Suppose I have 100 DATASETs avaiable and I know which ones are good and which are not. I would like to "train" my function F, i.e. teach it a couple of value tresh1_ and tresh2_ such that F(DATASET, tresh1_, tresh2_) returns "true" for all (or most of) DATASETs "good" and "false" otherwize.
I expect that F(DATASET_, tresh1_, tresh2_), where DATASET_ is a new one (different from the previous 100), return me true if DATASET_ is really "good".

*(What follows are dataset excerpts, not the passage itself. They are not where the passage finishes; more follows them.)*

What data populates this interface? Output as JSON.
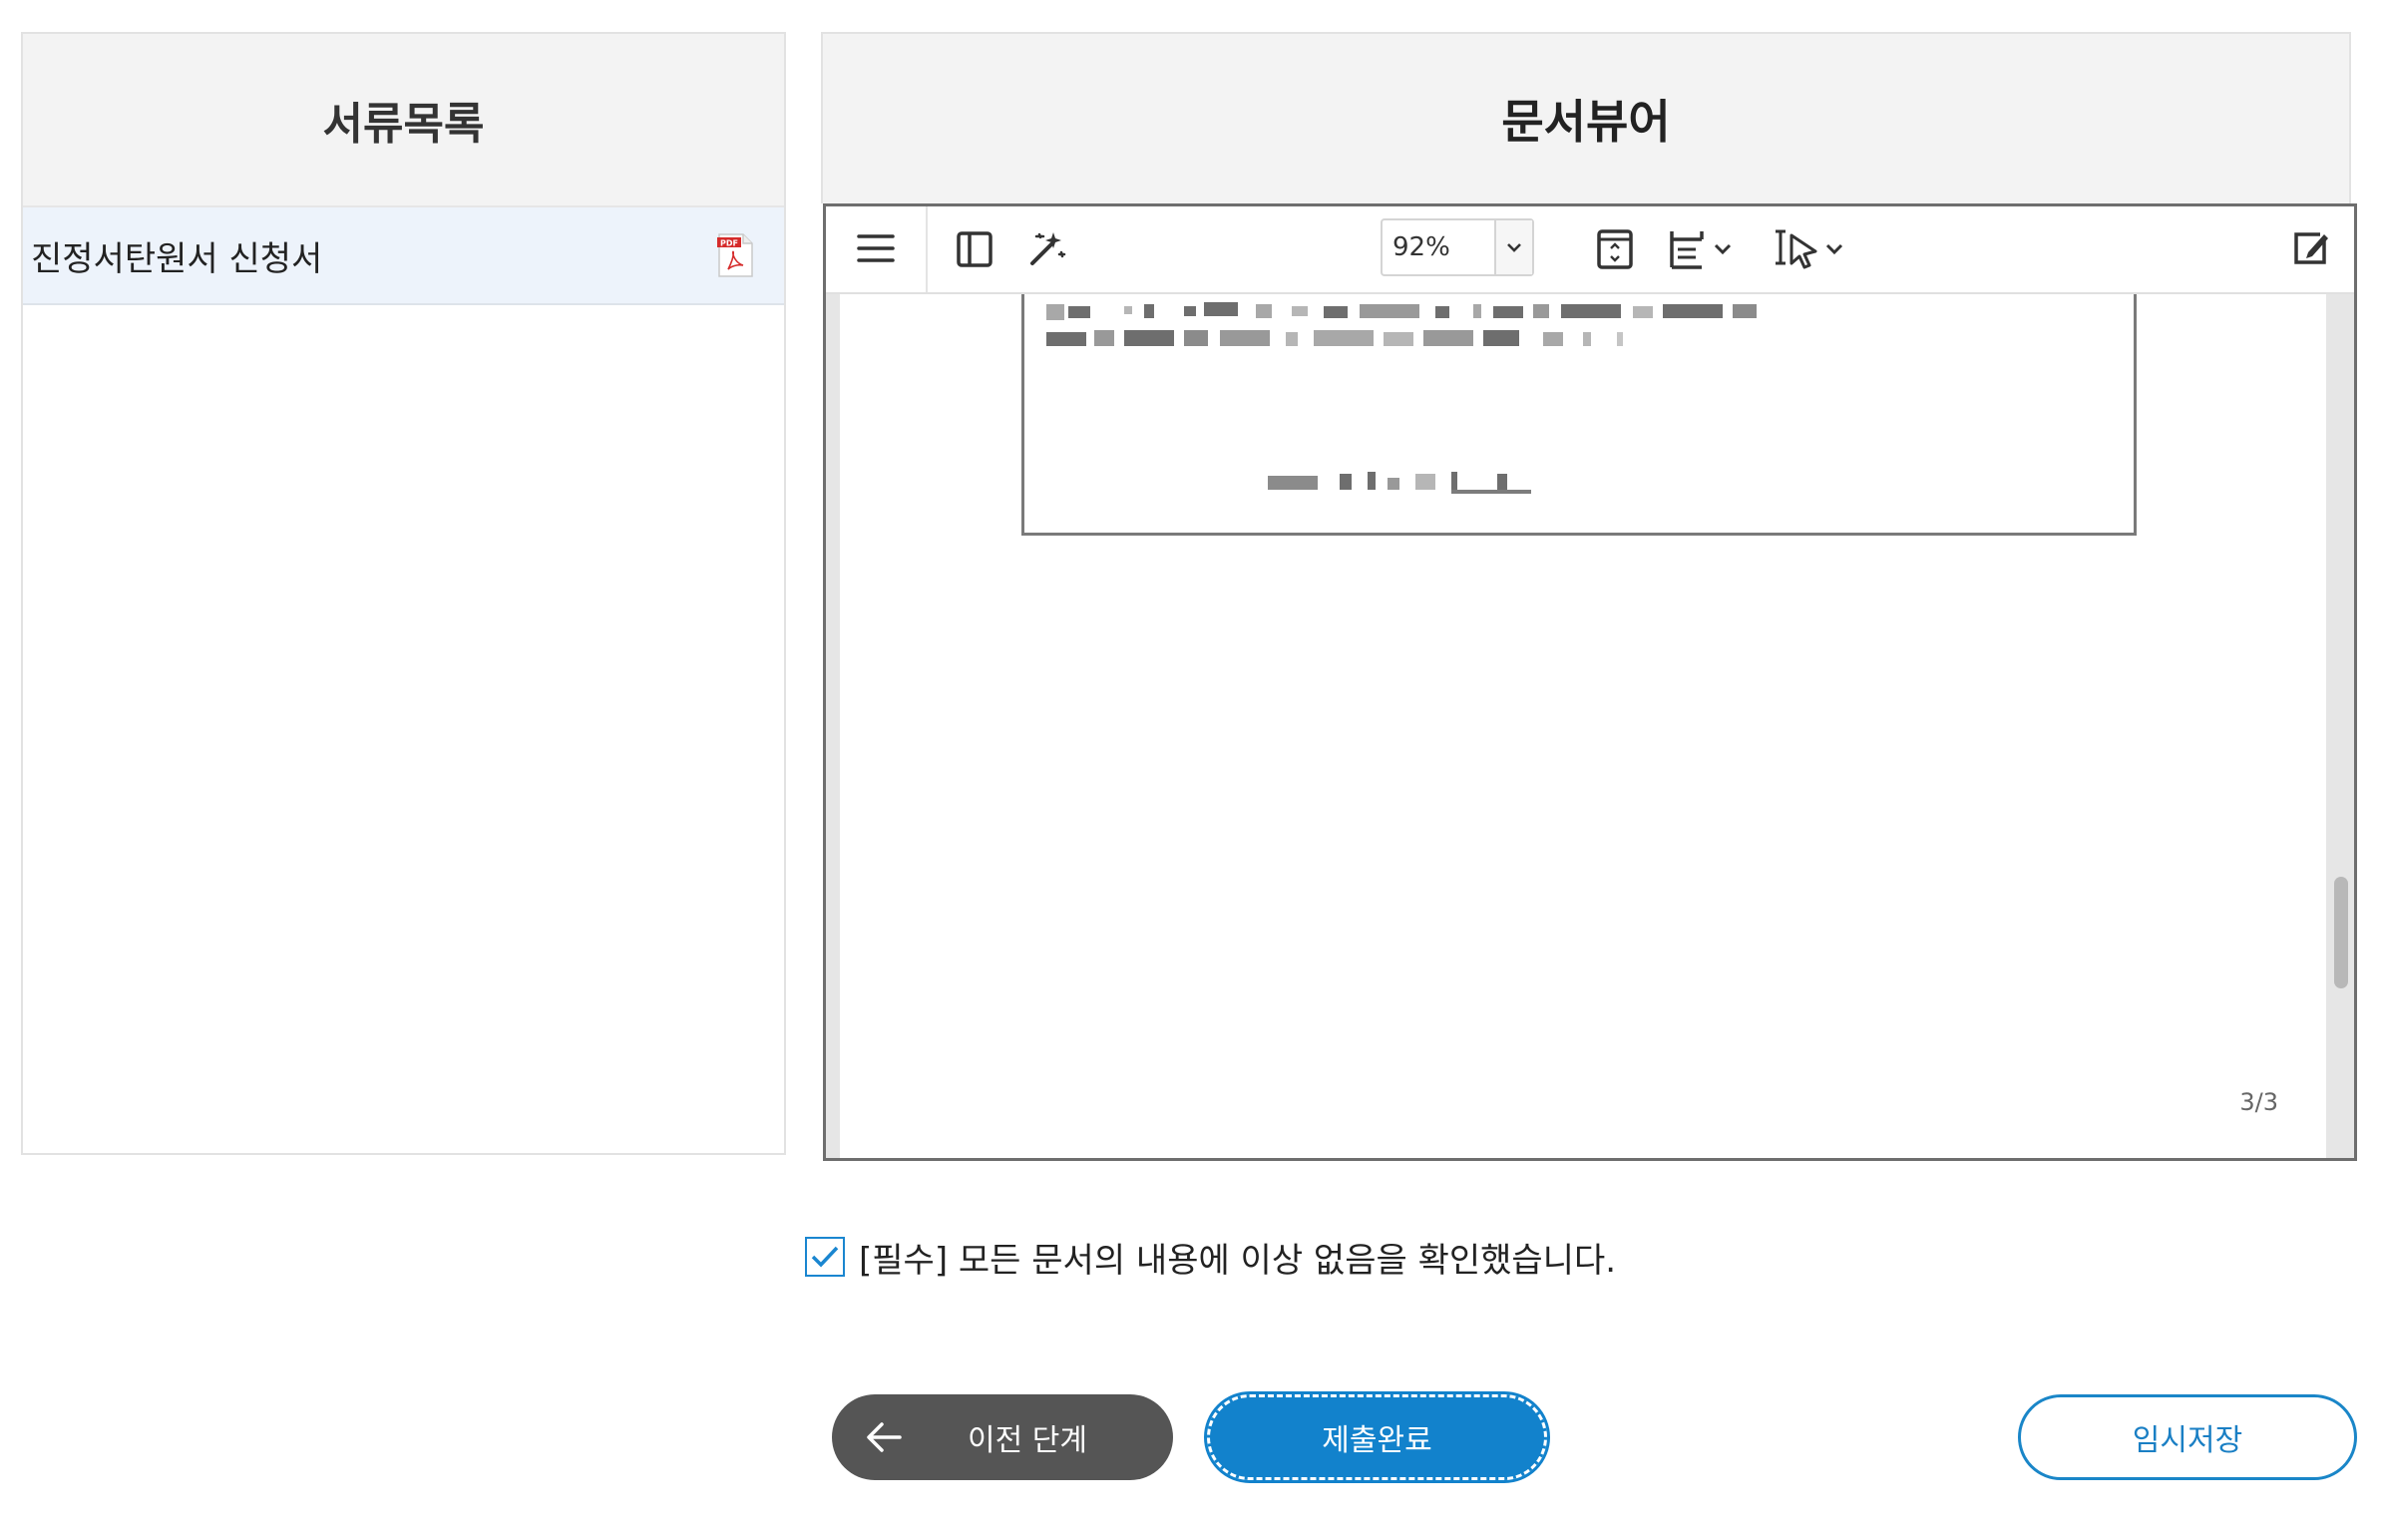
{
  "doc_list": {
    "title": "서류목록",
    "items": [
      {
        "label": "진정서탄원서 신청서",
        "icon": "pdf-file-icon"
      }
    ]
  },
  "viewer": {
    "title": "문서뷰어",
    "toolbar": {
      "menu_icon": "hamburger-menu-icon",
      "sidebar_icon": "sidebar-toggle-icon",
      "magic_icon": "magic-wand-icon",
      "zoom": "92%",
      "fit_icon": "fit-page-icon",
      "layout_icon": "page-layout-icon",
      "select_icon": "text-select-cursor-icon",
      "edit_icon": "edit-annotate-icon"
    },
    "page_indicator": "3/3"
  },
  "confirm": {
    "checked": true,
    "label": "[필수] 모든 문서의 내용에 이상 없음을 확인했습니다."
  },
  "buttons": {
    "prev": "이전 단계",
    "submit": "제출완료",
    "save": "임시저장"
  },
  "colors": {
    "accent": "#1282cc",
    "dark_button": "#555555",
    "list_selected": "#edf3fb",
    "header_bg": "#f3f3f3"
  }
}
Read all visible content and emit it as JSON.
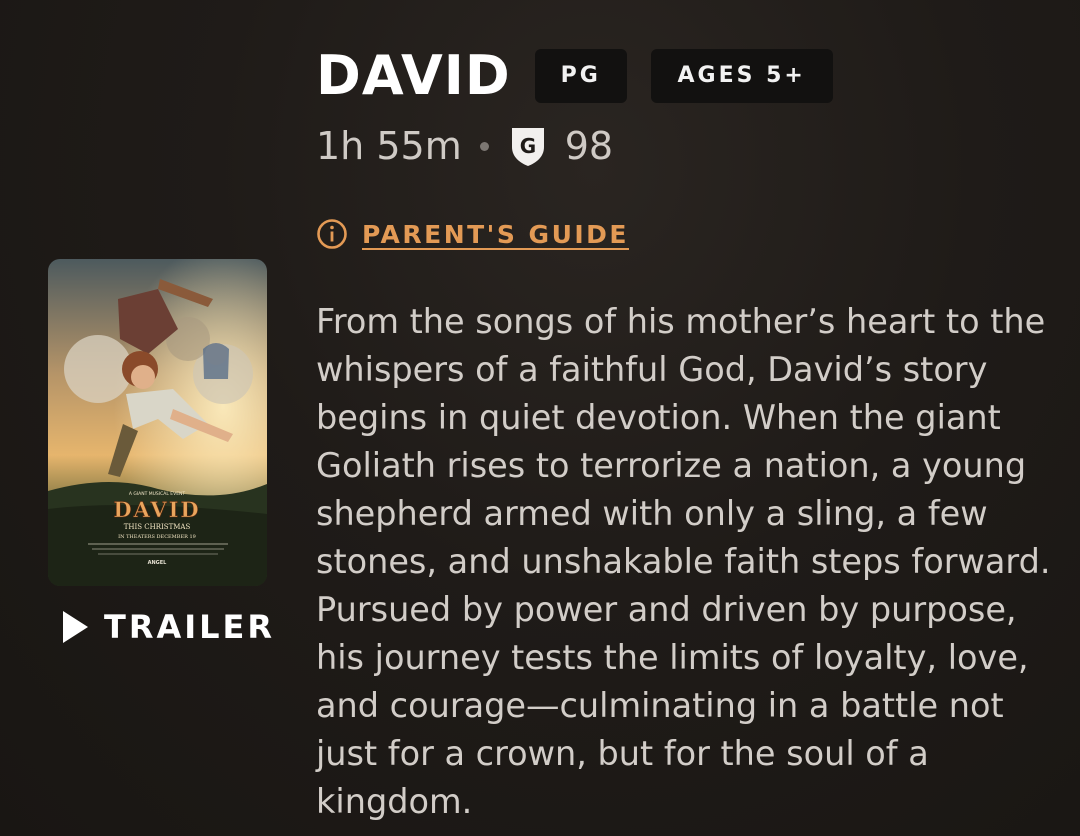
{
  "movie": {
    "title": "DAVID",
    "rating_badge": "PG",
    "ages_badge": "AGES 5+",
    "runtime": "1h 55m",
    "score_icon_letter": "G",
    "score": "98"
  },
  "links": {
    "parents_guide": "PARENT'S GUIDE"
  },
  "poster": {
    "tagline": "A GIANT MUSICAL EVENT",
    "logo": "DAVID",
    "subtitle": "THIS CHRISTMAS",
    "release": "IN THEATERS DECEMBER 19",
    "studio": "ANGEL"
  },
  "trailer": {
    "label": "TRAILER"
  },
  "synopsis": {
    "text": "From the songs of his mother’s heart to the whispers of a faithful God, David’s story begins in quiet devotion. When the giant Goliath rises to terrorize a nation, a young shepherd armed with only a sling, a few stones, and unshakable faith steps forward. Pursued by power and driven by purpose, his journey tests the limits of loyalty, love, and courage—culminating in a battle not just for a crown, but for the soul of a kingdom."
  },
  "colors": {
    "background": "#1f1b18",
    "accent_link": "#e39a55",
    "badge_bg": "#121110",
    "body_text": "#d2cdc8"
  },
  "icons": {
    "score": "shield-g-icon",
    "guide": "info-circle-icon",
    "trailer": "play-icon"
  }
}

I could see that problem as a clustering problem: for every DATASET in the training set I choose random tresh1 and tresh2 and I mark which values makes sure that F returns correct value and which not. Hence I select a region where tresh1 and tresh2 values are "good". Is that a good method? Are there better ones?
In general, it seems to me a "parameters calibration problem". Does exist some classic tecniques to solve it?
What you want to do is commonly known as
See the Wikipedia article for details. The common approach is to perform a grid search, unless you can compute the derivatives of your function F.
This is a search method; it is commonly used in machine learning to optimize the performance, but it is not a "machine learning" algorithm itself.